De vergeten strijd van alleenstaande moeders voor het Onvoorwaardelijk Basisinkomen
door Toro Yamamori.

Waarom wilden we een Onvoorwaardelijk Basisinkomen?
Omdat het goed is voor de mensen. (ex-lid van het Birmingham Claimers Union (BCU) -syndicaat voor sociale rechten) – oproep van een alleenstaande moeder in de jaren 70)

dat we gedeeltelijk overgingen tot het eisen van een gewaarborgd minimimloon kwam door het feit dat een groot deel van de leden in het BCU alleenstaande ouders waren….we verloren toen evenwel onze strijd wat dit gewaarborgd minimumloon betreft maar …..vandaag staat het er!” (één van de medeoprichters- en ook alleenstaande moeder- van het BCU, later het East Londen Claimants Union.

Zowel in het Verenigd Koninkrijk als in de Verenigde Staten waren er in en rond de jaren 70 maatschappelijke bewegingen die een basisinkomen of gewaarborgd inkomen eisten. Het waren vooral alleenstaande moeders die in deze bewegingen zaten.In Italië was dit vooral de militante feministische beweging Yamamori (2009)

Dit document werd voor het eerst voorgedragen in Seoul op de Internationale Basisinkomen Conferentie van 2010
Basisinkomen voor iedereen!, 27-28 januari 2010, gehouden op de Sogang Universiteit in Seoul, Korea.

Sommige onderdelen van dit document werden al voorgesteld op verschillende workshops in Japan nog voor de BI conferentie in Seoul.

Dit document is gebaseerd op het onderzoek ondersteund vanuit een fonds voor de bevordering van onderwijs en onderzoek aan de particuliere universiteit van het ministerie van Onderwijs, Cultuur, Sport, Wetenschap en Technologie van Japan.

Toru Yamamori was professor aan de Universiteit van Doshisha , nam een sabbatsjaar en is momenteel op bezoek bij Clare Hall, (CambridgeUniversity).

Hij is ook lid van het uitvoerend comitee bij BIEN (Basic Income Earth Network)
Zijn contactadres is: toruyamamori[a]gmail.com

Brian Small is docent aan de Minami-Kyushu universiteit en is een Basisinkomen activist in Japan.

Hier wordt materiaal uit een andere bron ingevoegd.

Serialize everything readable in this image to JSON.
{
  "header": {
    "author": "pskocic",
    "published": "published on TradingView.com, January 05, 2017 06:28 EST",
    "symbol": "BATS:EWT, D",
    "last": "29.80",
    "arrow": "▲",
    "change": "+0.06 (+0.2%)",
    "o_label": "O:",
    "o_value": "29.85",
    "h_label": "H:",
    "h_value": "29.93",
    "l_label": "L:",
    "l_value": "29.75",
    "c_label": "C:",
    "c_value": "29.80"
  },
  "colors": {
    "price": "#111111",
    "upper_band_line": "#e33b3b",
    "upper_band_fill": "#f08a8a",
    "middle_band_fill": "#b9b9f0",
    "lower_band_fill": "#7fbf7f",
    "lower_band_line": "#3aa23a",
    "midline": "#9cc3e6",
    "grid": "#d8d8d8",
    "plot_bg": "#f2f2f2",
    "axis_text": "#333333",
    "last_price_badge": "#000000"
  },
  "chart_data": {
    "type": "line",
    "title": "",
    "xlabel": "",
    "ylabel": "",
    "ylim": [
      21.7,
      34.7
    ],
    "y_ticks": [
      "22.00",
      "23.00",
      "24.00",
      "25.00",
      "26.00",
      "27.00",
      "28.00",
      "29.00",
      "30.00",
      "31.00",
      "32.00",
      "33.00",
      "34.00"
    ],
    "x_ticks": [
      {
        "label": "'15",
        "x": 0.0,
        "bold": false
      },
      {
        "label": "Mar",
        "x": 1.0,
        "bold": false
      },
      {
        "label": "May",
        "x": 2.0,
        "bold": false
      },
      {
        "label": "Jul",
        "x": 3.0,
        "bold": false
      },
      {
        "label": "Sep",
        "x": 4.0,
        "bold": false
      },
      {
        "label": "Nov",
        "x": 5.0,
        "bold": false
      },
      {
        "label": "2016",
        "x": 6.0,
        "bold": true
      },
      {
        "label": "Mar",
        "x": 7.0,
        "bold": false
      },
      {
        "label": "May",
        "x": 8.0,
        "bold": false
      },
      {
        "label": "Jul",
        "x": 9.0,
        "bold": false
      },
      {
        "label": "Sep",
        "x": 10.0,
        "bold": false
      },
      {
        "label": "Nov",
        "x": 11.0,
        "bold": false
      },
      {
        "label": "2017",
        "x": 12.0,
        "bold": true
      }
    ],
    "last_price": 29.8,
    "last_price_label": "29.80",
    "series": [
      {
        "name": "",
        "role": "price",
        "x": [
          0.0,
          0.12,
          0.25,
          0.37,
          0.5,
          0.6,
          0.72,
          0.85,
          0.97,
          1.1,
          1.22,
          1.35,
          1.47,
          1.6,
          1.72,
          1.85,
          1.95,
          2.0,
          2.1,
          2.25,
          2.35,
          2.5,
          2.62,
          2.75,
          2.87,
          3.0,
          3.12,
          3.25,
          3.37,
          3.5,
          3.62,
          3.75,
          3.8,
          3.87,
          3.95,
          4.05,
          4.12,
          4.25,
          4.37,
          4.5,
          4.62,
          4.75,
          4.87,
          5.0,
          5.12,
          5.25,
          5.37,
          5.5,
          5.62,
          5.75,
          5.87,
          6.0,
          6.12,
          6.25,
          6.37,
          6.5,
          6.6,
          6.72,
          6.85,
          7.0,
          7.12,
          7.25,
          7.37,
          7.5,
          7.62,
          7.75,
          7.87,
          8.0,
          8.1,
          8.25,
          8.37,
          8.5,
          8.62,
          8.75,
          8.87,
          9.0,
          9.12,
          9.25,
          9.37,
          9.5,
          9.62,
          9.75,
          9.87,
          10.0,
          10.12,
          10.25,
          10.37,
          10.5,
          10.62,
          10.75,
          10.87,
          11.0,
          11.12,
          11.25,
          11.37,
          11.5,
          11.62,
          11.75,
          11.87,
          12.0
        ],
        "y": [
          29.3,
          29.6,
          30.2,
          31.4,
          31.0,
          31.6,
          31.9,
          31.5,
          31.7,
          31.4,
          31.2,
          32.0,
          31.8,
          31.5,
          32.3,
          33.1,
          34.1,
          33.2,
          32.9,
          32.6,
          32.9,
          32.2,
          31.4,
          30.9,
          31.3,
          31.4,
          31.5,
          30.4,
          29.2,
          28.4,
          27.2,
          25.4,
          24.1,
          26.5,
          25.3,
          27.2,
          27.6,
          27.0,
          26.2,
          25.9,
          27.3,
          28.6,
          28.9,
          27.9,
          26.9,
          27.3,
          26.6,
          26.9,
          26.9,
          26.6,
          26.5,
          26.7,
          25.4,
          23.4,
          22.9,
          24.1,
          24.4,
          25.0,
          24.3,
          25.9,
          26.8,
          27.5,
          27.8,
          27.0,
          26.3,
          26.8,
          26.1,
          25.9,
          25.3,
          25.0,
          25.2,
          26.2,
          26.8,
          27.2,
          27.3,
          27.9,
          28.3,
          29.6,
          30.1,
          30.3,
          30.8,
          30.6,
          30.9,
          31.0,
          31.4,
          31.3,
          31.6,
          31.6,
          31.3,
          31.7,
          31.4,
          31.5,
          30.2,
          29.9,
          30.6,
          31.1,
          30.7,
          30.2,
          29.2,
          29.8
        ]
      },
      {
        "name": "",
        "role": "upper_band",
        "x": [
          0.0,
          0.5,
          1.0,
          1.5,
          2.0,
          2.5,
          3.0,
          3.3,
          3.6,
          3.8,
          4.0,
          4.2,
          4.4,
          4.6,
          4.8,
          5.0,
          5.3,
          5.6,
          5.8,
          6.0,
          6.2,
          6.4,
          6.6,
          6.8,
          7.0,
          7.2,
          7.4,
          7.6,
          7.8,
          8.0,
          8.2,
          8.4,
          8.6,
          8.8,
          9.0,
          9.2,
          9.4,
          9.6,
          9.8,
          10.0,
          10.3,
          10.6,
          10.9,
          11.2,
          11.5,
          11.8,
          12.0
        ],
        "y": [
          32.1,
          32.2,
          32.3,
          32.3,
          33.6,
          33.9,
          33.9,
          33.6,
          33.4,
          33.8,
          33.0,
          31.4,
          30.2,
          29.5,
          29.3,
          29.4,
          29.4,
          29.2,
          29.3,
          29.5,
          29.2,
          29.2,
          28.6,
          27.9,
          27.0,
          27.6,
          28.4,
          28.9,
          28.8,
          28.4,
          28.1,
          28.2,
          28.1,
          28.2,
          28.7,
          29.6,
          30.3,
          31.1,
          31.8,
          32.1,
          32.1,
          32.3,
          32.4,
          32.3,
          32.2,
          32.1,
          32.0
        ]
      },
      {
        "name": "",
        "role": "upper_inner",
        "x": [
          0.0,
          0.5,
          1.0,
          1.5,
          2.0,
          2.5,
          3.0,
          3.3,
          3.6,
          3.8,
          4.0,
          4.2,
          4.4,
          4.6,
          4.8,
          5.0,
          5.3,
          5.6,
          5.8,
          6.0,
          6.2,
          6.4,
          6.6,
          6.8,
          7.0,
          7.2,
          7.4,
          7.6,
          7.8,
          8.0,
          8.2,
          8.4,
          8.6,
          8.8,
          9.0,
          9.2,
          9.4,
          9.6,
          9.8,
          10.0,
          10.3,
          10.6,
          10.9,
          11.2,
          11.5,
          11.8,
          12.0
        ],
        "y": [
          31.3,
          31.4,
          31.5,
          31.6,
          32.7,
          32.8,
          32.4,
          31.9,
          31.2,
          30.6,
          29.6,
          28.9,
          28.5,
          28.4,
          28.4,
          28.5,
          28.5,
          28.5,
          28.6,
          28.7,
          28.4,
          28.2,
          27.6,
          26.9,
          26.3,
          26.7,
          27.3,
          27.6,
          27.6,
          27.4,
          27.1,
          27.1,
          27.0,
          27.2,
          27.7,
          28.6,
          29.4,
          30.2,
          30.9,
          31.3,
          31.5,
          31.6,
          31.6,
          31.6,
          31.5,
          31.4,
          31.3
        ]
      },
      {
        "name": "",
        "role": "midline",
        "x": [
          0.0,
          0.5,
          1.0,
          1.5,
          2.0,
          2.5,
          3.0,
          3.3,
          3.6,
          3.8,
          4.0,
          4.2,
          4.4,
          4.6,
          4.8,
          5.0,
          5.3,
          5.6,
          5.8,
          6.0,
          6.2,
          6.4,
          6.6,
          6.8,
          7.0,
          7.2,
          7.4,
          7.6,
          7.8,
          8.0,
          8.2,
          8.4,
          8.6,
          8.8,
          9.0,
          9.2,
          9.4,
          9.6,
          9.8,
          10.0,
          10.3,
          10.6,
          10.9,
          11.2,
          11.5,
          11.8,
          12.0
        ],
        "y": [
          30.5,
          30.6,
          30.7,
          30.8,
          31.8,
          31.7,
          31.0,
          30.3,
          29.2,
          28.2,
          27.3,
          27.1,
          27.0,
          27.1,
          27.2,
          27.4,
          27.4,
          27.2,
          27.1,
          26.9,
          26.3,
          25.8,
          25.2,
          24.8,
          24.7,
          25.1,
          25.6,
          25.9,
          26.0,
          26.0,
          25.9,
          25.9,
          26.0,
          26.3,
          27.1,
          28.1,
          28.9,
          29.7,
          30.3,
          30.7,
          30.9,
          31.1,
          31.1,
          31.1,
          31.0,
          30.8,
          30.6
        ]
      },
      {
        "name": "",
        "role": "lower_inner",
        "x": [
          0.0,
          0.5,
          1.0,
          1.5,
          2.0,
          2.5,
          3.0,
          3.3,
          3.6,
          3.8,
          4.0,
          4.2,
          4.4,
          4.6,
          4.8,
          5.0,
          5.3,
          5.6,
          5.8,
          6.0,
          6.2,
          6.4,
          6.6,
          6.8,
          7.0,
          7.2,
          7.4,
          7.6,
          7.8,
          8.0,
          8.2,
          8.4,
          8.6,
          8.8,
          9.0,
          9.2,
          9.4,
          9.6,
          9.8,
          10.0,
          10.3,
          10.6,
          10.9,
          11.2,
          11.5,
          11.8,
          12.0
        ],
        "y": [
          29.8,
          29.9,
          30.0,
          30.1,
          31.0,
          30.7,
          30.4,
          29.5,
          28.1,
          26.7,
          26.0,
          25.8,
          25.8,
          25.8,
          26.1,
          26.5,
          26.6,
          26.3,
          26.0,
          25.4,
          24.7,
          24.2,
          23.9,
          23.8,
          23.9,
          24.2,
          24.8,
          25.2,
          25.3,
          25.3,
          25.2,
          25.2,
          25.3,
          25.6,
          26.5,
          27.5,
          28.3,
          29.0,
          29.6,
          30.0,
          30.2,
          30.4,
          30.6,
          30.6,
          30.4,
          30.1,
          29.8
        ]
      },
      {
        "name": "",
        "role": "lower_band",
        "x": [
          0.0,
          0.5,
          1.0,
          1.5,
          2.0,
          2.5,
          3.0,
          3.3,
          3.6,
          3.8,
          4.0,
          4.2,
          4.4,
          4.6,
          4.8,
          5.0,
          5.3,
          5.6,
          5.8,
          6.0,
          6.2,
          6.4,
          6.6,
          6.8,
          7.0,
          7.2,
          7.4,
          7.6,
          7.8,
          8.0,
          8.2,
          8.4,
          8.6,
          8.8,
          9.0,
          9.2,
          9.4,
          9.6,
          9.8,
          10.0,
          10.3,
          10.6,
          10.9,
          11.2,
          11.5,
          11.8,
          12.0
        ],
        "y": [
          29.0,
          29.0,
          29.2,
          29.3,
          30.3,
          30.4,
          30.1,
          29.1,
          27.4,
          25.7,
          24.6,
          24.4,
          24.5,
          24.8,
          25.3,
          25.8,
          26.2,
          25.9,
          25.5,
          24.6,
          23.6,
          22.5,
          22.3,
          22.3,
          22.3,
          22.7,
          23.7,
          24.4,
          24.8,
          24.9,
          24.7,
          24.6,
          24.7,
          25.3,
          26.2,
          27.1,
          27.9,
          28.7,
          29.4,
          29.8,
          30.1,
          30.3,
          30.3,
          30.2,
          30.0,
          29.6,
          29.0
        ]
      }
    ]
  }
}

Een recent volume uit basisinkomen studies beschikt over documentatie betreffende: “Moeten feministen zich inzetten voor het Basisinkomen
( Basic Income Studies vol.3 issue3).
Over dit punt werd meer dan een decennium lang betoogd in de Basisinkomen literatuur.
Vreemd is wel dat we nergens iets vinden over feministische of vrouwenbewegingen die zich in het verleden hebben ingezet voor het Basisinkomen .

Met dit document beoog ik twee doelen.
Eerst en vooral wil ik de Basisinkomenbeweging uit het Verenigd Koninkrijk opnieuw in beeld brengen want die is bijna vergeten geraakt door de academische wereld, en ik wil hun stem redden van collectieve vergetelheid.

En als tweede doel wil ik onderzoeken waarom de stemmen van de alleenstaande moeders genegeerd zijn door de Basisinkomen academici.
Dit onderzoek zal niet enkel gedaan worden in retrospectie (hoewel het redden van de de vergeten stemmen van alleenstaande moeders op zichzelf al de moeite waard is)

Er zijn bovendien twee redenen die zullen aantonen dat dit onderzoek op zichzelf al een pro-Basisinkomen argumentatie is.

De ene reden kan geplaatst worden in de context van de huidige Basisinkomen beweging in Japan.

Na de publicatie van mijn werk: “Beginning Basic Income ”
(Yamamori 2009), kwam er plots interesse voor het Basisinkomen van verschillende feministische organisaties ( organisaties voor alleenstaande moeders, vakbonden voor vrouwen, zorgorganisaties, arbeidersorganisaties, collectief feministische onderwijs enz. ) en ik werd uitgenodigd door hun organisaties en nam deel aan de door hen georganiseerde workshops over dit onderwerp.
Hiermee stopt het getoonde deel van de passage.